Hi All,
I'm new to ANTLR and trying to use it to parse config files of a FortiGate firewall. I found several, quite messy, implementations with regexes that are difficult to maintain and adapt to newer version of the FortiGate. So I started working on a project to generate the parser with ANTLR; just to see if it's possible. After reading the first couple of chapters of the book I focused on the big structure first: I created a grammar that parses the mandatory top level config sections first. When that works I want to gradually zoom in on the more specific language constructs. It's stunning how well ANTLR already manages to parse the example config files into a parse tree.
The config file format in a nutshell:
- starts with some comments with version info
- continues with a "config section" listing vdoms, then a global "config section", then a "config_section" for each vdom
- contains a lot of nesting; config sections can be nested; a edit section can be nested in a set statement section (and vice versa)
- it has some weird inconsistencies: a edit section can be closed by an "end"; or alternatively by an "next" in one of it outer sections
The example.conf attachment contains a representative config file.

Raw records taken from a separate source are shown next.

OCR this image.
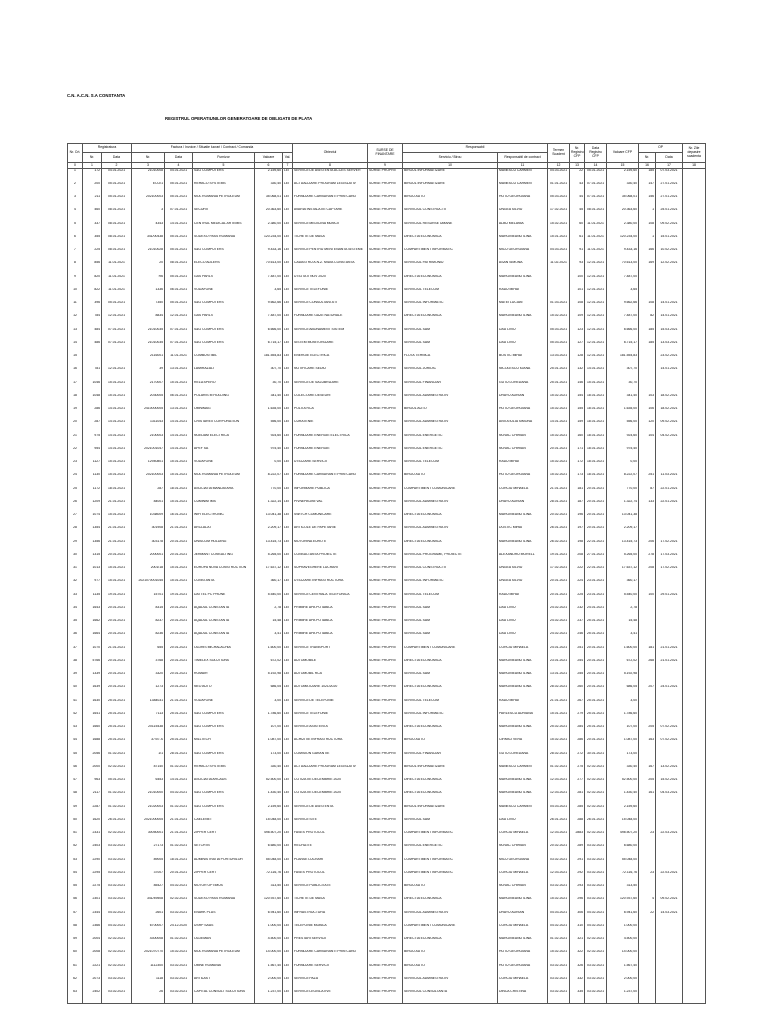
C.N. A.C.N. S.A CONSTANTA
REGISTRUL OPERATIUNILOR GENERATOARE DE OBLIGATII DE PLATA
Nr. Crt.	Registratura		Factura / Invoice / Situatie lucrari / Contract / Comanda					Obiectul	SURSE DE FINANTARE	Responsabil		Termen Scadent	Nr. Registru CFP	Data Registru CFP	Valoare CFP	OP		Nr. Zile depasire scadenta
	Nr.	Data	Nr.	Data	Furnizor	Valoare	Val.			Serviciu / Birou	Responsabil de contract					Nr.	Data	
0	1	2	3	4	5	6	7	8	9	10	11	12	13	14	15	16	17	18
1	172	04.01.2021	21010008	04.01.2021	S&G COMPUTERS	2.159,60	LEI	SERVICII DE ASISTENTA ACCES SERVER	SURSE PROPRII	BIROUL INFORMATIZARE	MANESCU CARMEN	04.03.2021	22	05.01.2021	2.159,60	185	07.03.2021	
2	200	05.01.2021	ECO/1	05.01.2021	REHACO SYSTEMS	330,40	LEI	ACTUALIZARE PROGRAM LEGISLATIV	SURSE PROPRII	BIROUL INFORMATIZARE	MANESCU CARMEN	01.01.2021	43	07.01.2021	330,40	147	27.01.2021	
3	211	05.01.2021	202100003	05.01.2021	MOL ROMANIA PETROLEUM	35.068,01	LEI	FURNIZARE CARBURANTI PRIN CARD	SURSE PROPRII	BIROU AUTO	HOTU GEORGIANA	05.03.2021	44	07.01.2021	35.068,01	156	27.01.2021	
4	460	08.01.2021	3	07.01.2021	SECURIT	20.363,60	LEI	AVARIA INSTALATIE CAPTARE	SURSE PROPRII	SERVICIUL CONSTRUCTII	UNGEA SILVIU	17.02.2021	45	08.01.2021	20.363,60	1	25.01.2021	
5	337	08.01.2021	4343	14.01.2021	CENTRUL MEDICAL ARTEMIS	2.380,00	LEI	SERVICII MEDICINA MUNCII	SURSE PROPRII	SERVICIUL RESURSE UMANE	ALBU MELANIA	15.02.2021	60	11.01.2021	2.380,00	108	09.02.2021	
6	355	08.01.2021	341/00438	05.01.2021	SODEXO PASS ROMANIA	120.234,00	LEI	TICHETE DE MASA	SURSE PROPRII	DIRECTIA ECONOMICA	MARGINEANU ILINA	15.01.2021	61	11.01.2021	120.234,00	1	15.01.2021	
7	225	08.01.2021	21010028	05.01.2021	S&G COMPUTERS	9.433,16	LEI	SERVICII PENTRU MENTENANTA SISTEME	SURSE PROPRII	COMPARTIMENT INFORMATIC	MICU GEORGIANA	04.03.2021	91	11.01.2021	9.433,16	166	10.02.2021	
8	856	11.01.2021	20	08.01.2021	ELECO ADLERS	70.613,00	LEI	CADASTRU A.N.Z. MIDIA CONSTANTA	SURSE PROPRII	SERVICIUL PATRIMONIU	ASAN SIMONA	11.02.2021	93	12.01.2021	70.613,00	169	12.02.2021	
9	820	11.01.2021	R6	05.01.2021	GAS PARLX	7.487,00	LEI	UTILITATI NOV 2020	SURSE PROPRII	DIRECTIA ECONOMICA	MARGINEANU ILINA		100	12.01.2021	7.487,00			
10	822	11.01.2021	1336	06.01.2021	VODAFONE	3,65	LEI	SERVICII TELEFONIE	SURSE PROPRII	SERVICIUL TELECOM	RADU MIHAI		101	12.01.2021	3,65			
11	396	05.01.2021	7350	05.01.2021	S&G COMPUTERS	9.662,66	LEI	SERVICII CONSULTANTA IT	SURSE PROPRII	SERVICIUL INFORMATIC	MATEI LUCIAN	01.03.2021	108	12.01.2021	9.662,66	108	14.01.2021	
12	784	12.01.2021	8834	12.01.2021	GAS PARLX	7.487,00	LEI	FURNIZARE GAZE NATURALE	SURSE PROPRII	DIRECTIA ECONOMICA	MARGINEANU ILINA	15.02.2021	109	12.01.2021	7.487,00	82	14.01.2021	
13	484	07.01.2021	21010035	07.01.2021	S&G COMPUTERS	6.666,00	LEI	SERVICII ABONAMENT SISTEM	SURSE PROPRII	SERVICIUL SAM	DAU LIVIU	05.03.2021	123	12.01.2021	6.666,00	185	15.03.2021	
14	486	07.01.2021	21010035	07.01.2021	S&G COMPUTERS	6.715,17	LEI	SISTEM MONITORIZARE	SURSE PROPRII	SERVICIUL SAM	DAU LIVIU	05.03.2021	127	12.01.2021	6.715,17	185	13.03.2021	
15			2116001	11.01.2021	COMBUSTIBIL	181.554,83	LEI	ENERGIE ELECTRICA	SURSE PROPRII	FLOTA TEHNICA	BOSTIC MIHAI	13.03.2021	128	12.01.2021	181.554,83		23.02.2021	
16	781	12.01.2021	39	13.01.2021	LAMIRAZALI	307,70	LEI	NOTIFICARE SEDIU	SURSE PROPRII	SERVICIUL JURIDIC	NICOLESCU IOANA	25.01.2021	132	14.01.2021	307,70		14.01.2021	
17	1046	15.01.2021	2170007	15.01.2021	RELIZSPERO	30,70	LEI	SERVICII DE SALUBRIZARE	SURSE PROPRII	SERVICIUL FINANCIAR	GUTU LOREDANA	25.01.2021	146	15.01.2021	30,70			
18	1048	15.01.2021	2030005	06.01.2021	POLARIS M HOLDING	341,40	LEI	COLECTARE DESEURI	SURSE PROPRII	SERVICIUL ADMINISTRATIV	DRAYU ADRIAN	15.02.2021	154	18.01.2021	341,40	103	18.02.2021	
19	286	14.01.2021	2410000005	13.01.2021	OMNIMAG	1.635,00	LEI	POLITA RCA	SURSE PROPRII	BIROUL AUTO	HOTU GEORGIANA	15.02.2021	155	18.01.2021	1.635,00	106	18.02.2021	
20	287	14.01.2021	1311043	14.01.2021	CRISTAREX CORPORATION	556,00	LEI	CURATENIE	SURSE PROPRII	SERVICIUL ADMINISTRATIV	ANITA IULIA SIMONA	14.01.2021	159	18.01.2021	556,00	120	09.02.2021	
21	975	14.01.2021	2100003	14.01.2021	NOEDAM ELECTRICA	924,60	LEI	FURNIZARE ENERGIE ELECTRICA	SURSE PROPRII	SERVICIUL ENERGETIC	NOVAC CHIRIAN	15.02.2021	160	18.01.2021	924,60	104	04.02.2021	
22	954	14.01.2021	2021001047	14.01.2021	APEF SA	975,40	LEI	FURNIZARE ENERGIE	SURSE PROPRII	SERVICIUL ENERGETIC	NOVAC CHIRIAN	20.01.2021	171	18.01.2021	975,40			
23	1127	15.01.2021	12940801	15.01.2021	VODAFONE	0,00	LEI	UTILIZARE SERVICII	SURSE PROPRII	SERVICIUL TELECOM	RADU MIHAI	15.02.2021	172	18.01.2021	0,00			
24	1130	15.01.2021	202100003	15.01.2021	MOL ROMANIA PETROLEUM	8.222,07	LEI	FURNIZARE CARBURANTI PRIN CARD	SURSE PROPRII	BIROU AUTO	HOTU GEORGIANA	15.02.2021	173	18.01.2021	8.222,07	251	11.03.2021	
25	1172	18.01.2021	287	18.01.2021	ASOCIATIA MANDATARA	770,00	LEI	INFORMARE PUBLICA	SURSE PROPRII	COMPARTIMENT COMUNICARE	CORCIU MIHAELA	21.01.2021	181	20.01.2021	770,00	87	22.01.2021	
26	1209	21.01.2021	84001	15.01.2021	CUMINIM IMS	1.322,14	LEI	PIVNEPAGINI VAL	SURSE PROPRII	SERVICIUL ADMINISTRATIV	DRAYU ADRIAN	28.01.2021	187	20.01.2021	1.322,74	133	22.01.2021	
27	1074	15.01.2021	1038009	16.01.2021	WIFI ELECTRONIC	13.041,38	LEI	SWITCH COMUNICARE	SURSE PROPRII	DIRECTIA ECONOMICA	MARGINEANU ILINA	20.02.2021	196	20.01.2021	13.041,38			
28	1354	21.01.2021	301908	21.01.2021	ARCLALAT	2.209,17	LEI	ARTICOLE DE PAPETARIE	SURSE PROPRII	SERVICIUL ADMINISTRATIV	DOSTIC MIHAI	26.01.2021	197	20.01.2021	2.209,17			
29	1356	21.01.2021	303178	20.01.2021	UNISCOM HOLDING	13.415,73	LEI	MOTORINA EURO 5	SURSE PROPRII	DIRECTIA ECONOMICA	MARGINEANU ILINA	26.02.2021	198	22.01.2021	13.415,73	206	17.02.2021	
30	1315	20.01.2021	2000001	20.01.2021	JERMANT CONSULTING	5.265,00	LEI	CONSULTANTA PROIECTE	SURSE PROPRII	SERVICIUL PROGRAME, PROIECTE	ALEXANDRU MORELL	19.01.2021	208	27.01.2021	5.265,00	278	17.03.2021	
31	1013	15.01.2021	2001/18	15.01.2021	EUROPA NOVA CONSTRUCTION	17.637,12	LEI	SUPRAVEGHERE LUCRARI	SURSE PROPRII	SERVICIUL CONSTRUCTII	UNGEA SILVIU	17.02.2021	222	22.01.2021	17.637,12	208	17.02.2021	
32	977	15.01.2021	2021070001045	15.01.2021	CONSTANTA	360,17	LEI	UTILIZARE INFRASTRUCTURA	SURSE PROPRII	SERVICIUL INFORMATIC	UNGEA SILVIU	20.01.2021	224	23.01.2021	360,17			
33	1135	19.01.2021	15701	19.01.2021	DATTEL PC PHONE	5.540,00	LEI	SERVICII CENTRALA TELEFONICA	SURSE PROPRII	SERVICIUL TELECOM	RADU MIHAI	20.01.2021	225	23.01.2021	5.540,00	100	29.01.2021	
34	1643	20.01.2021	8315	20.01.2021	AQADUL CONSTANTA	2,78	LEI	PRIMIRE APA POTABILA	SURSE PROPRII	SERVICIUL SAM	DAU LIVIU	24.02.2021	232	24.01.2021	2,78			
35	1662	20.01.2021	8237	20.01.2021	AQADUL CONSTANTA	15,48	LEI	PRIMIRE APA POTABILA	SURSE PROPRII	SERVICIUL SAM	DAU LIVIU	24.02.2021	237	25.01.2021	15,48			
36	1664	20.01.2021	8236	20.01.2021	AQADUL CONSTANTA	3,41	LEI	PRIMIRE APA POTABILA	SURSE PROPRII	SERVICIUL SAM	DAU LIVIU	24.02.2021	246	25.01.2021	3,41			
37	1070	21.01.2021	655	20.01.2021	OLDRIS MICHALACHIA	1.600,00	LEI	SERVICII TRANSPORT	SURSE PROPRII	COMPARTIMENT COMUNICARE	CORCIU MIHAELA	24.01.2021	251	20.01.2021	1.600,00	181	21.01.2021	
38	5766	20.01.2021	3768	20.01.2021	TIMELEX SOLUTIONS	672,02	LEI	AUTOMOBILE	SURSE PROPRII	DIRECTIA ECONOMICA	MARGINEANU ILINA	23.01.2021	254	20.01.2021	672,02	268	21.01.2021	
39	1339	20.01.2021	3320	20.01.2021	ROMAIR	5.192,98	LEI	AUTOMOBIL RCA	SURSE PROPRII	SERVICIUL SAM	MARGINEANU ILINA	13.01.2021	255	20.01.2021	5.192,98			
40	1639	20.01.2021	1273	20.01.2021	NEO AUTO	686,05	LEI	AUTOMATIZARE 1021/2020	SURSE PROPRII	DIRECTIA ECONOMICA	MARGINEANU ILINA	28.02.2021	260	20.01.2021	686,05	207	24.01.2021	
41	1630	25.01.2021	1384031	21.01.2021	VODAFONE	3,00	LEI	SERVICII DE TELEFONIE	SURSE PROPRII	SERVICIUL TELECOM	RADU MIHAI	21.01.2021	267	25.01.2021	3,00			
42	1641	25.01.2021	7113	25.01.2021	S&G COMPUTERS	1.786,60	LEI	SERVICII TELEFONIE	SURSE PROPRII	SERVICIUL INFORMATIC	PARLESCU ADRIANA	15.01.2021	279	25.01.2021	1.786,60			
43	1660	25.01.2021	20115438	25.01.2021	S&G COMPUTERS	107,00	LEI	SERVICII ASISTENTA	SURSE PROPRII	DIRECTIA ECONOMICA	MARGINEANU ILINA	25.02.2021	284	25.01.2021	107,00	205	07.02.2021	
44	1688	25.01.2021	37/07-S	25.01.2021	MILLTECH	1.087,00	LEI	ACHIZITIE INFRASTRUCTURA	SURSE PROPRII	BIROU AUTO	CIRMICI VERA	15.02.2021	286	20.01.2021	1.087,00	163	07.02.2021	
45	2056	01.02.2021	1/1	28.01.2021	S&G COMPUTERS	173,00	LEI	COMISION GARANTIE	SURSE PROPRII	SERVICIUL FINANCIAR	GUTU LOREDANA	28.02.2021	272	30.01.2021	173,00			
46	2000	02.02.2021	87140	01.02.2021	REHACO SYSTEMS	330,40	LEI	ACTUALIZARE PROGRAM LEGISLATIV	SURSE PROPRII	BIROUL INFORMATIZARE	MANESCU CARMEN	01.02.2021	275	02.02.2021	330,40	167	13.02.2021	
47	963	05.01.2021	6453	14.01.2021	ASOCIATIA ARCADS	52.500,00	LEI	COTIZATIE DECEMBRIE 2020	SURSE PROPRII	DIRECTIA ECONOMICA	MARGINEANU ILINA	12.03.2021	277	02.02.2021	52.500,00	205	15.02.2021	
48	2117	01.02.2021	21010000	04.02.2021	S&G COMPUTERS	1.430,40	LEI	COTIZATIE DECEMBRIE 2020	SURSE PROPRII	DIRECTIA ECONOMICA	MARGINEANU ILINA	12.03.2021	281	02.02.2021	1.430,40	161	04.03.2021	
49	2287	01.02.2021	21020003	01.02.2021	S&G COMPUTERS	2.159,60	LEI	SERVICII DE ASISTENTA	SURSE PROPRII	BIROUL INFORMATIZARE	MANESCU CARMEN	04.03.2021	285	02.02.2021	2.159,60			
50	1620	26.01.2021	2021000005	21.01.2021	CAELENET	15.048,00	LEI	SERVICII SITE	SURSE PROPRII	SERVICIUL SAM	DAU LIVIU	26.01.2021	288	26.01.2021	15.048,00			
51	2331	02.02.2021	30050001	21.01.2021	ZIPPER CERT	498.507,20	LEI	FASES PROTOCOL	SURSE PROPRII	COMPARTIMENT INFORMATIC	CORCIU MIHAELA	12.03.2021	2883	02.02.2021	498.507,20	23	22.03.2021	
52	2403	03.02.2021	27173	01.02.2021	SETCH IB	6.680,00	LEI	RECHIZITE	SURSE PROPRII	SERVICIUL ENERGETIC	NOVAC CHIRIAN	20.02.2021	289	03.02.2021	6.680,00			
53	2290	03.02.2021	89005	18.01.2021	ADMINISTRATIA PORTURILOR	55.048,00	LEI	PLANSE LUCRARI	SURSE PROPRII	COMPARTIMENT INFORMATIC	MICU GEORGIANA	03.02.2021	291	03.02.2021	55.048,00			
54	2295	03.02.2021	37007	20.01.2021	ZIPPER CERT	72.116,76	LEI	FASES PROTOCOL	SURSE PROPRII	COMPARTIMENT INFORMATIC	CORCIU MIHAELA	12.03.2021	292	03.02.2021	72.116,76	23	22.03.2021	
55	2275	03.02.2021	85427	04.02.2021	MOTOR OPTIMUS	313,50	LEI	SERVICII PUBLICITATE	SURSE PROPRII	BIROU AUTO	NOVAC CHIRIAN	03.02.2021	293	03.02.2021	313,50			
56	2301	03.02.2021	341/49508	02.02.2021	SODEXO PASS ROMANIA	120.937,60	LEI	TICHETE DE MASA	SURSE PROPRII	DIRECTIA ECONOMICA	MARGINEANU ILINA	15.02.2021	296	03.02.2021	120.937,60	4	09.02.2021	
57	2344	04.02.2021	2601	03.02.2021	ENARK PLUS	6.941,60	LEI	INFRASTRUCTURA	SURSE PROPRII	SERVICIUL ADMINISTRATIV	DRAYU ADRIAN	04.03.2021	306	04.02.2021	6.941,60	22	14.03.2021	
58	2366	04.02.2021	6700007	24.12.2020	USRP SAAS	1.000,00	LEI	TELEFONIE MOBILA	SURSE PROPRII	COMPARTIMENT COMUNICARE	CORCIU MIHAELA	04.02.2021	310	04.02.2021	1.000,00			
59	2004	02.02.2021	4300008	01.02.2021	OLDEMAN	4.500,00	LEI	PRESTARI SERVICII	SURSE PROPRII	DIRECTIA ECONOMICA	MARGINEANU ILINA	01.02.2021	321	02.02.2021	4.500,00			
60	2008	02.02.2021	2021070770	15.02.2021	MOL ROMANIA PETROLEUM	14.000,00	LEI	FURNIZARE CARBURANTI PRIN CARD	SURSE PROPRII	BIROU AUTO	HOTU GEORGIANA	15.02.2021	322	02.02.2021	14.000,00			
61	2221	02.02.2021	1112300	03.02.2021	OMNE ROMANIA	1.567,40	LEI	FURNIZARE SERVICII	SURSE PROPRII	BIROU AUTO	HOTU GEORGIANA	03.02.2021	326	03.02.2021	1.567,40			
62	2073	03.02.2021	1118	03.02.2021	ARTILAST	2.000,00	LEI	SERVICII PAZA	SURSE PROPRII	SERVICIUL ADMINISTRATIV	CORCIU MIHAELA	03.02.2021	332	03.02.2021	2.000,00			
63	2402	03.02.2021	26	03.02.2021	CAPITAL CONSULT SOLUTIONS	1.237,00	LEI	SERVICII LEGISLATIVE	SURSE PROPRII	SERVICIUL CONSULTANTA	DINCA CRISTINA	03.02.2021	335	03.02.2021	1.237,00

I'm stuck on some concepts:
- I need a way to match all config that doesn't belong to one of the defined parts yet: without this every change in the grammar has unpredictable results for the complete parsing tree
- It's difficult, at least for me, to get the nested config section stuff right
- I'm struggling with stuff like: should I include the mandatory newline before the end of a section or not; it seems a lot cleaner, and possible, without the \n
- Should I define each config section that is possible: e.g. "config router" instead of "config KEYWORD"

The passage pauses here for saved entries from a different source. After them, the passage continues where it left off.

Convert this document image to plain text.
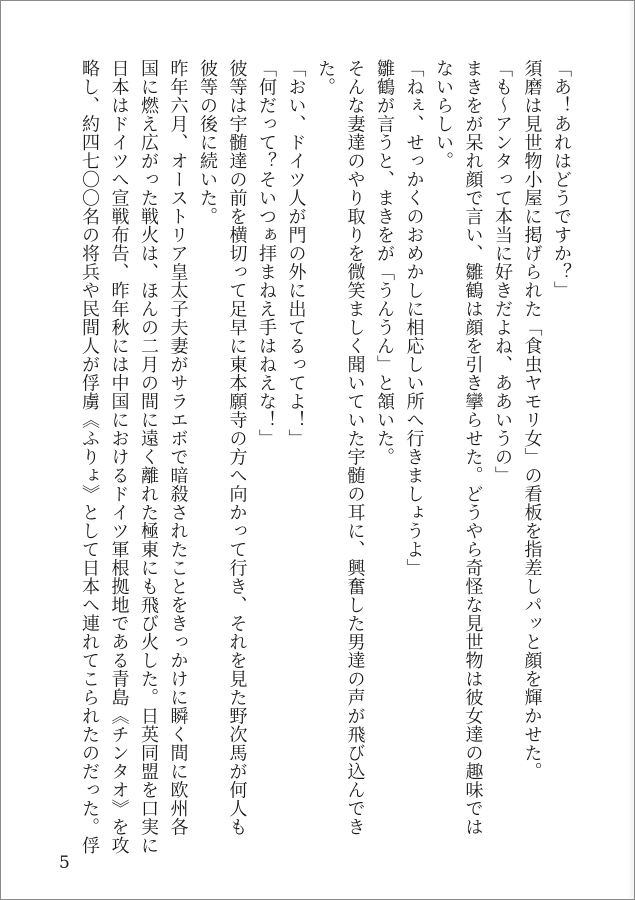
「あ！あれはどうですか？」
須磨は見世物小屋に掲げられた「食虫ヤモリ女」の看板を指差しパッと顔を輝かせた。
「も～アンタって本当に好きだよね、ああいうの」
まきをが呆れ顔で言い、雛鶴は顔を引き攣らせた。どうやら奇怪な見世物は彼女達の趣味では
ないらしい。
「ねぇ、せっかくのおめかしに相応しい所へ行きましょうよ」
雛鶴が言うと、まきをが「うんうん」と頷いた。
そんな妻達のやり取りを微笑ましく聞いていた宇髄の耳に、興奮した男達の声が飛び込んでき
た。
「おい、ドイツ人が門の外に出てるってよ！」
「何だって？そいつぁ拝まねえ手はねえな！」
彼等は宇髄達の前を横切って足早に東本願寺の方へ向かって行き、それを見た野次馬が何人も
彼等の後に続いた。
昨年六月、オーストリア皇太子夫妻がサラエボで暗殺されたことをきっかけに瞬く間に欧州各
国に燃え広がった戦火は、ほんの二月の間に遠く離れた極東にも飛び火した。日英同盟を口実に
日本はドイツへ宣戦布告、昨年秋には中国におけるドイツ軍根拠地である青島《チンタオ》を攻
略し、約四七〇〇名の将兵や民間人が俘虜《ふりょ》として日本へ連れてこられたのだった。俘
5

- The book is very clear; but it's quite hard to find some examples of grammars parsing config files with it
The grammar so far:
grammar FortiGate;
file: config_vdom config_global config_vdom+;
config_global : 'config global' config_system+ NEWLINE NEWLINE 'end' ;
config_system : 'config system' IDENTIFIER NEWLINE statements+ NEWLINE 'end' ;
config_vdom : 'config vdom' (statements)* NEWLINE 'end' ;
edit_section : 'edit' '"'IDENTIFIER'"' NEWLINE set_statement* 'next' ;
set_statement : 'set' IDENTIFIER+ NEWLINE ;
/* a statement can be either a nested config section or some statements */
statements : edit_section
| set_statement
| IDENTIFIER+
;
//LEXER RULES
IDENTIFIER : [a-zA-Z0-9-=]+ ;
NEWLINE : '\r'? '\n' ; // return newlines to parser: TODO; determine if we need this to determine END of section
WS : [ \t]+ -> skip ; // Define whitespace rule, toss it out
COMMENT : '#' -> skip ;
Any help is appreciated, bear with me; I'm still reading the book :)
Kind Regards,
R. Dohmen